Opinion: The March Patch – The Sky is not Falling!


Whilst I don’t necessarily agree with all the decisions made in the March patch notes and would love the remaining Unique cards released from suspension, I don’t feel that Magpeng Little should be listened to. After all, look what happened to him!

The Patch Changes

As an amateur game designer, I know that all game design decisions are hard, especially around balance. Equinox have some 6-8 full time game designers which is actually a very small number of people to create new sets and balance them, watch the meta game and look at what cards need to be suspended. Finding the right fix for the suspended cards in the light of existing cards and the future cards is not easy and with Haven the writers here all had different ideas. As such we don’t have access to future cards, so we can’t see that part of the balancing and we just have to trust Equinox on this.

This is an incredibly small team to do this, and it is even more complicated by the presence of unique cards. The whole unique algorithm is not a simple thing, and although to us players it seems like there are simple answers, this might not be the case. So, whilst I really wanted my uniques to be freed from Suspendo Jail, I understand it might not be as simple as I think.

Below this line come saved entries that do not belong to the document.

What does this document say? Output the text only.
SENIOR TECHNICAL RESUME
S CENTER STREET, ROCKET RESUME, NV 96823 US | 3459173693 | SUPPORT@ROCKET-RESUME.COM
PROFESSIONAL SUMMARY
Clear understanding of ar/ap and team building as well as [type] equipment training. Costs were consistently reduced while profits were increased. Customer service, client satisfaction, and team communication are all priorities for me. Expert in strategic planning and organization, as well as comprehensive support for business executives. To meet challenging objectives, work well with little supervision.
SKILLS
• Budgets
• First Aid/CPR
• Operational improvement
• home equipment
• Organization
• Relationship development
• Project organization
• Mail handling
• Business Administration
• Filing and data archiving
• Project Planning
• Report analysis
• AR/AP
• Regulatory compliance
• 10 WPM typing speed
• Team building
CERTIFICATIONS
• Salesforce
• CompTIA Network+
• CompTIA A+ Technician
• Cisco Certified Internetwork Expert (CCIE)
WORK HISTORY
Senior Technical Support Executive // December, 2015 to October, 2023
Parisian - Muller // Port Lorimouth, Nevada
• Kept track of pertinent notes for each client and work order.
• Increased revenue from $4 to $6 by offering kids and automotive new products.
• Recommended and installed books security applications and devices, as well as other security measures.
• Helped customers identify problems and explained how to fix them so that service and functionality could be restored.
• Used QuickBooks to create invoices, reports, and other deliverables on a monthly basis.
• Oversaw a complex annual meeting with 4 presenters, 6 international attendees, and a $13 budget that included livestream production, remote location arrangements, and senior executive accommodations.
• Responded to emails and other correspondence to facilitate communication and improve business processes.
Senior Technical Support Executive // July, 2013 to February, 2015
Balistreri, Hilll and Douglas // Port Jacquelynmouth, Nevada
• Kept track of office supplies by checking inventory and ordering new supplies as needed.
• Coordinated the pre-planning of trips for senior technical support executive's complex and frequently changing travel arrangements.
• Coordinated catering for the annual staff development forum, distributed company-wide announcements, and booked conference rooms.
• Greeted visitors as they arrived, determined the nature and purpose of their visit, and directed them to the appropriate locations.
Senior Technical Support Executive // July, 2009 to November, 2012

The Meta – Healthy or Unhealthy?

The sheer nature of all trading card games is that there will always be a perceived best deck or decks at high level play. Very often in Magic the Gathering before a Pro Tour there were usually perceived to be two or three high level decks and at times that had even been one best deck and one that predated on it. These decks could have 40-50% of the meta and have win rates in excess of 60%. To me that is an unhealthy meta game.

The meta game presented to us by Equinox shows that the top faction has a 20.3% share of the meta and the worst one an 11% share of the meta game. In a perfect world every one of the six factions would have 16.67% of the meta. Obviously, it is difficult / next to impossible to perfectly balance a TCG so that each faction has that magic 16.67%. So, the best you can hope for is an acceptable tolerance around that golden percentage. I feel that a 4% tolerance is a reasonable level of variance. Now only Axiom falls outside that tolerance at 11% and that has largely been due to the suspension of Haven, Bravos Bastion. I hope that its release can bring the faction up, but for the most part, the standard deviation on factions is not way out of line.

The Best Decks

In any TCG there will always be a deck that is perceived as ‘The Best Deck’. For the first season it was deemed to be the Waru deck (until he got his teeth pulled) and now it is perceived to be Sigismar. However looking at all the online tournaments over the past few weeks since 17th February (on 39cards.com) we have tournament wins for six different heroes. Now I do realise that Sigismar and Afanas are perceived the ‘best decks’ but it shows that there are at least six different heroes that can win events and there have been other heroes in the top 8.

 

To conclude, yes there are perceived to be best decks (there always will be), but they are not unbeatable. I beat a Sigismar deck the other day with my Kojo brew. Today we are complaining about Sigismar and Afanas, but next season it may well be another hero who becomes the bogeyman. With 18 different heroes it will be impossible to have them all ‘competitive’, but to have 6 different heroes that can win I feel is healthy.

So, I agree with Charles’ assessment of a healthy metagame even though you may not like having to play against a greater percentage of Sigismar decks online. Honestly having the top 2 decks being 25% of the decks you face is actually low for a TCG.

Low-Cost Strategies

Ever since Altered first premiered we have seen low cost (1-3 mana) cards being the mainstay of strategies for winning decks. The complaint I see is, “Why can’t we have decks with higher casting cost cards in them?”

Look at Ellio’s video featuring a Kojo deck with Benzeiten in it. (https://www.youtube.com/watch?v=cT7hhidg62E). Here we have someone innovating and playing a deck (to a great win percentage – 20-0) with a card no one else is valuing as it costs 6 mana. So why is this good in the deck?

  • It has good card advantage built in.
  • It has good stats for the cost.
  • It dodges much of the removal arrayed against it. Afanas is mainly playing ‘Off You Go!’ and Sigismar is mainly playing ‘Teamwork Training’ as no one else is playing big creatures, since its not perceived to be what people are largely playing. Playing a large creature or two as a surprise means that these decks can be caught off guard.

Now I’d like to see some more support for larger creature strategies (Atsadi would appreciate it), but it is certainly possible to run some in your deck at the moment.

Going Forward

Obviously, like some others, I would love the meta to be perfectly balanced, but I’m a realist that it can’t be. I hope that the next set brings a bit more balance for the factions and something to bring Axiom up the rankings. I personally don’t think the Haven change is enough to do that, but I haven’t tested it, and the Equinox team have.

We however still haven’t had the most important answer however to the question on everyone’s lips though – “Why does Mana Flare exist?”